The argument that real exchanges occur at the MFV was tested using the NCET hypothesis and EMH tests. The evidence strongly supported the hypothesis. The amount of refuting evidence was small and mostly circumstantial. Due to the minimal refuting evidence, the vast majority of asset exchanges must be occurring at the MFV.
The application of MFV pricing extends into random walks. MFV random walks are price processes based on MFV prices. These random walks are required for pricing derivatives and other assets dependent on price processes. Since MFV random walks are absent of any perceived competitive edges, all prices are martingales once the prices are appropriately discounted. The absence of perceived competitive edges also implies that all dependencies affecting the price process must be priced into derivative assets. This offers precedence to using advanced modeling techniques that are not Gaussian based.
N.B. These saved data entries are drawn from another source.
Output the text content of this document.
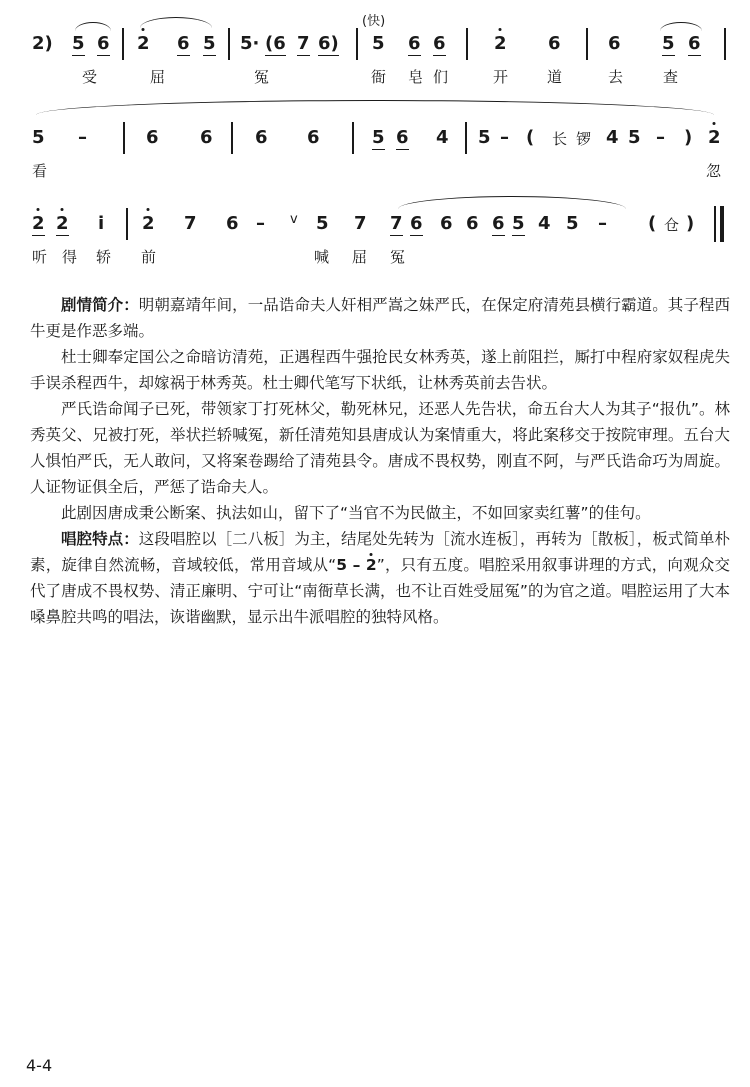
(快)
2) 5 6 2 6 5 5· (6 7 6) 5 6 6	2 6	6 5 6
受	屈	冤	衙 皂 们	开	道	去	查
5 –	6 6 6 6	5 6 4 5 – ( 长 锣 4 5 – ) 2
看	忽
2 2 i 2 7 6 – v 5 7 7 6 6 6 6 5 4 5 – ( 仓 )
听 得 轿 前	喊 屈 冤

剧情简介：明朝嘉靖年间，一品诰命夫人奸相严嵩之妹严氏，在保定府清苑县横行霸道。其子程西牛更是作恶多端。

杜士卿奉定国公之命暗访清苑，正遇程西牛强抢民女林秀英，遂上前阻拦，厮打中程府家奴程虎失手误杀程西牛，却嫁祸于林秀英。杜士卿代笔写下状纸，让林秀英前去告状。

严氏诰命闻子已死，带领家丁打死林父，勒死林兄，还恶人先告状，命五台大人为其子“报仇”。林秀英父、兄被打死，举状拦轿喊冤，新任清苑知县唐成认为案情重大，将此案移交于按院审理。五台大人惧怕严氏，无人敢问，又将案卷踢给了清苑县令。唐成不畏权势，刚直不阿，与严氏诰命巧为周旋。人证物证俱全后，严惩了诰命夫人。

此剧因唐成秉公断案、执法如山，留下了“当官不为民做主，不如回家卖红薯”的佳句。

唱腔特点：这段唱腔以［二八板］为主，结尾处先转为［流水连板］，再转为［散板］，板式简单朴素，旋律自然流畅，音域较低，常用音域从“5 – 2
”，只有五度。唱腔采用叙事讲理的方式，向观众交代了唐成不畏权势、清正廉明、宁可让“南衙草长满，也不让百姓受屈冤”的为官之道。唱腔运用了大本嗓鼻腔共鸣的唱法，诙谐幽默，显示出牛派唱腔的独特风格。

4-4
While MFV random walks are critical to establishing the MFV, real price processes do not follow MFV random walks. This is due to many factors, one factor being that the expected return is related to risk. Risk was shown as a function of expectations. New information causes a change in expectations, which creates a chain reaction leading to changes in risk. Since every new price is new information, there is a continuous flow of information that causes continuous changes in risk, which ultimately leads to more prices. This process never stops. The result is an unbalanced market composed of multiple dynamic feedback systems. The unbalanced relationship between information and risk implies that there is never a price, risk, expectation, or information equilibrium. This eliminates the existence of a universal “fundamental value”.
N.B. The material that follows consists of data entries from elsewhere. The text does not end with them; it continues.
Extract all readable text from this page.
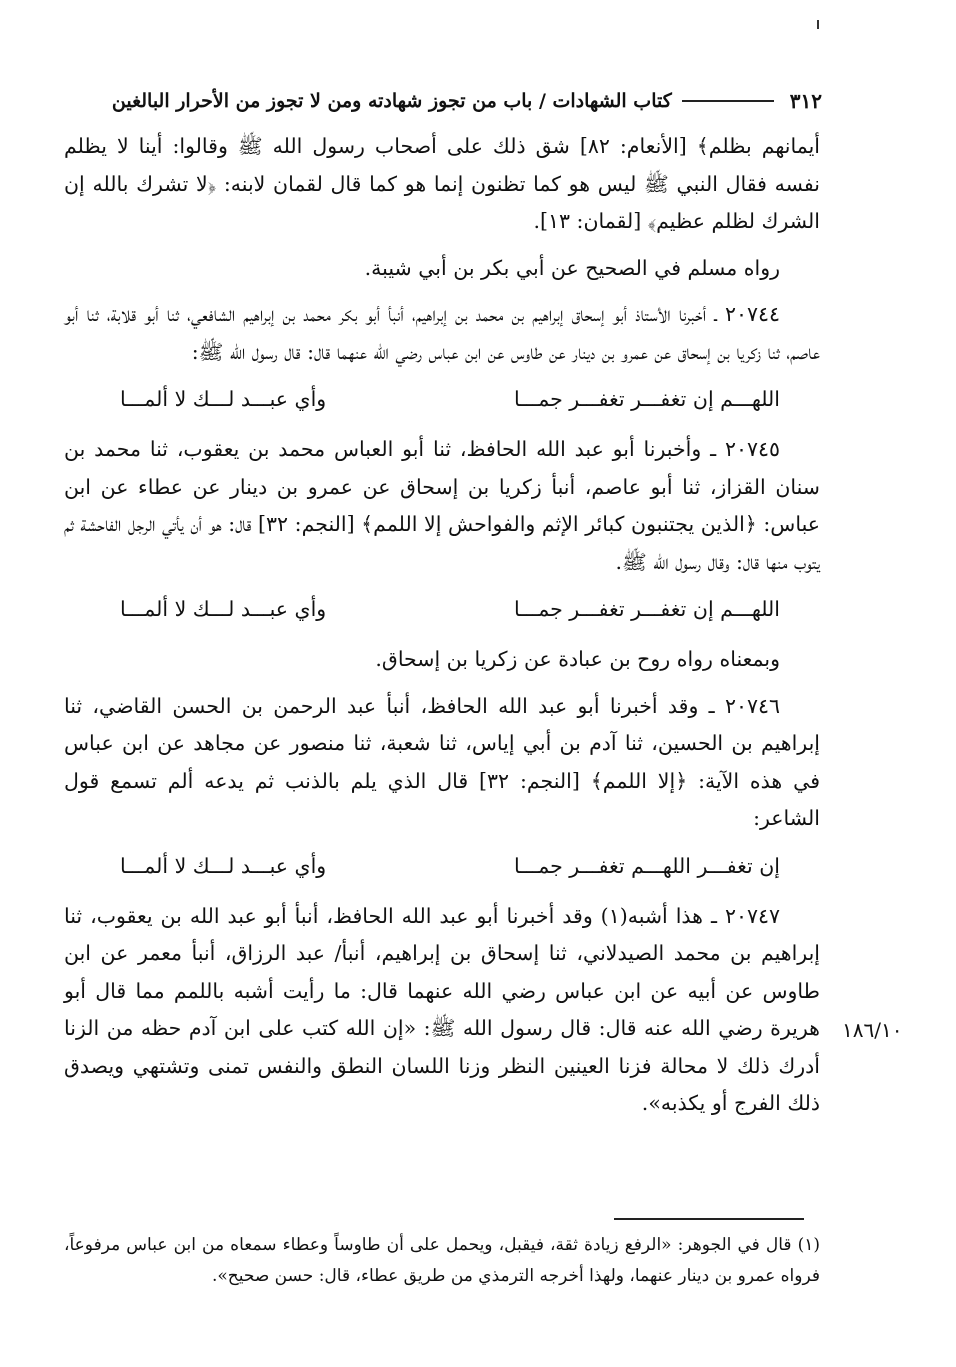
٣١٢
كتاب الشهادات / باب من تجوز شهادته ومن لا تجوز من الأحرار البالغين

أيمانهم بظلم﴾ [الأنعام: ٨٢] شق ذلك على أصحاب رسول الله ﷺ وقالوا: أينا لا يظلم نفسه فقال النبي ﷺ ليس هو كما تظنون إنما هو كما قال لقمان لابنه: ﴿لا تشرك بالله إن الشرك لظلم عظيم﴾ [لقمان: ١٣].

رواه مسلم في الصحيح عن أبي بكر بن أبي شيبة.

٢٠٧٤٤ ـ أخبرنا الأستاذ أبو إسحاق إبراهيم بن محمد بن إبراهيم، أنبأ أبو بكر محمد بن إبراهيم الشافعي، ثنا أبو قلابة، ثنا أبو عاصم، ثنا زكريا بن إسحاق عن عمرو بن دينار عن طاوس عن ابن عباس رضي الله عنهما قال: قال رسول الله ﷺ:

اللهـــم إن تغفـــر تغفـــر جمـــا
وأي عبـــد لـــك لا ألمـــا

٢٠٧٤٥ ـ وأخبرنا أبو عبد الله الحافظ، ثنا أبو العباس محمد بن يعقوب، ثنا محمد بن سنان القزاز، ثنا أبو عاصم، أنبأ زكريا بن إسحاق عن عمرو بن دينار عن عطاء عن ابن عباس: ﴿الذين يجتنبون كبائر الإثم والفواحش إلا اللمم﴾ [النجم: ٣٢] قال: هو أن يأتي الرجل الفاحشة ثم يتوب منها قال: وقال رسول الله ﷺ.

اللهـــم إن تغفـــر تغفـــر جمـــا
وأي عبـــد لـــك لا ألمـــا

وبمعناه رواه روح بن عبادة عن زكريا بن إسحاق.

٢٠٧٤٦ ـ وقد أخبرنا أبو عبد الله الحافظ، أنبأ عبد الرحمن بن الحسن القاضي، ثنا إبراهيم بن الحسين، ثنا آدم بن أبي إياس، ثنا شعبة، ثنا منصور عن مجاهد عن ابن عباس في هذه الآية: ﴿إلا اللمم﴾ [النجم: ٣٢] قال الذي يلم بالذنب ثم يدعه ألم تسمع قول الشاعر:

إن تغفـــر اللهـــم تغفـــر جمـــا
وأي عبـــد لـــك لا ألمـــا

٢٠٧٤٧ ـ هذا أشبه(١) وقد أخبرنا أبو عبد الله الحافظ، أنبأ أبو عبد الله بن يعقوب، ثنا إبراهيم بن محمد الصيدلاني، ثنا إسحاق بن إبراهيم، أنبأ/ عبد الرزاق، أنبأ معمر عن ابن طاوس عن أبيه عن ابن عباس رضي الله عنهما قال: ما رأيت أشبه باللمم مما قال أبو هريرة رضي الله عنه قال: قال رسول الله ﷺ: «إن الله كتب على ابن آدم حظه من الزنا أدرك ذلك لا محالة فزنا العينين النظر وزنا اللسان النطق والنفس تمنى وتشتهي ويصدق ذلك الفرج أو يكذبه».

١٨٦/١٠

(١) قال في الجوهر: «الرفع زيادة ثقة، فيقبل، ويحمل على أن طاوساً وعطاء سمعاه من ابن عباس مرفوعاً، فرواه عمرو بن دينار عنهما، ولهذا أخرجه الترمذي من طريق عطاء، قال: حسن صحيح».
Efficient markets are a special application of the NCET. In an efficient market, the NCET shows that participants are still competing for the best price, but they do so in the presence of a known relationship between risks and the return distribution. By incorporating the known risks into the NCET model, an efficient market fair value (EMFV) is established. EMFVs have the same properties as MFVs, with the exception that the expected return can be greater than the risk-neutral return rate.
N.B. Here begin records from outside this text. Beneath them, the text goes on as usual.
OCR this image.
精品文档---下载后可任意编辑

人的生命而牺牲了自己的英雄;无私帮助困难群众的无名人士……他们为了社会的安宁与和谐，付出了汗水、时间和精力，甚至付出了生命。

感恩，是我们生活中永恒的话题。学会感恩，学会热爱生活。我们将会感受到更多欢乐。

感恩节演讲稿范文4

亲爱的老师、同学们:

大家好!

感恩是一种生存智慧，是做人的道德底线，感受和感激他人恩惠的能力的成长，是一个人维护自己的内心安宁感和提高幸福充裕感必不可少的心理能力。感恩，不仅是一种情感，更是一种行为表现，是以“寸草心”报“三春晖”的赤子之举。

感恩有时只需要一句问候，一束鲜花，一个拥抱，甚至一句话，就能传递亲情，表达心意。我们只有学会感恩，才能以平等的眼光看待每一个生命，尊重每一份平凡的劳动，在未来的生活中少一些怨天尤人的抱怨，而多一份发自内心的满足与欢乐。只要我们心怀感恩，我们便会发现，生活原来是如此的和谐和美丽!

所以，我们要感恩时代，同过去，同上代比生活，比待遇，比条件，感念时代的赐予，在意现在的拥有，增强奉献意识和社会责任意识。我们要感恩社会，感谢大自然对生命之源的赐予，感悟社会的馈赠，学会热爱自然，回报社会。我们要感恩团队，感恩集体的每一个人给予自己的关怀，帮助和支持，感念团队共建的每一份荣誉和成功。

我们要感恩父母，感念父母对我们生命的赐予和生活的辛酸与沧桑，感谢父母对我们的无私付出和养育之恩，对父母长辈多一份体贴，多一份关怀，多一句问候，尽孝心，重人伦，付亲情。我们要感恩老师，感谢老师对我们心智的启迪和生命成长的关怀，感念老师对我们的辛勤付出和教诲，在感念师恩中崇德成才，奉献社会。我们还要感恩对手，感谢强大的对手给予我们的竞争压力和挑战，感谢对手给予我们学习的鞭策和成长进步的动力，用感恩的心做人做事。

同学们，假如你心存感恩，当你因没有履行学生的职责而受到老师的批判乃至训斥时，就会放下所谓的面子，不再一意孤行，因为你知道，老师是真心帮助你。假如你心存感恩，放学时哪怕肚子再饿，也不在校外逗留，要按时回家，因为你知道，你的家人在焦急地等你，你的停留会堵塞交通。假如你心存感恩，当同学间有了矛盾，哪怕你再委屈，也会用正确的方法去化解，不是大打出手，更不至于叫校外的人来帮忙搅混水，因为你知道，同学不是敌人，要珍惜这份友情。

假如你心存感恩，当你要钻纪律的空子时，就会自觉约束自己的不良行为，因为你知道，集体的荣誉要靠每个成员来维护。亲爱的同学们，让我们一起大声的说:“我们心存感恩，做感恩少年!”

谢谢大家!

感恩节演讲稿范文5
The NCET’s version of efficient markets is related to the Efficient Market Hypothesis (EMH). The EMH’s propositions are the result of quasi-rational participants subject to the NCET. The propositions remain critical to efficient market theory, but some of them may need updated to reflect the NCET’s logic and rationale for efficient markets. Under the NCET, efficient market applications remain justified because the evidence supports the NCET’s semi-strong form efficiency. However, participants are not assumed to be rational, prices are not assumed to be rational, and rational expectations is not required.
The NCET frees financial theories and models from the EMH’s dependency on rational participants. Participants are motivated to take actions, gather information, and make exchanges. Markets are not assumed to be perfectly efficient; meaning participants are not necessarily wasting time by performing technical analysis, fundamental analysis, or any other analysis.
The NCET’s greatest contribution is that it unifies the areas of participant behavior, fair value pricing, arbitrage, random walks, risk aversion, and efficient markets by applying one simple concept – competitive edges. All of these areas seamlessly fall together under the umbrella of the NCET.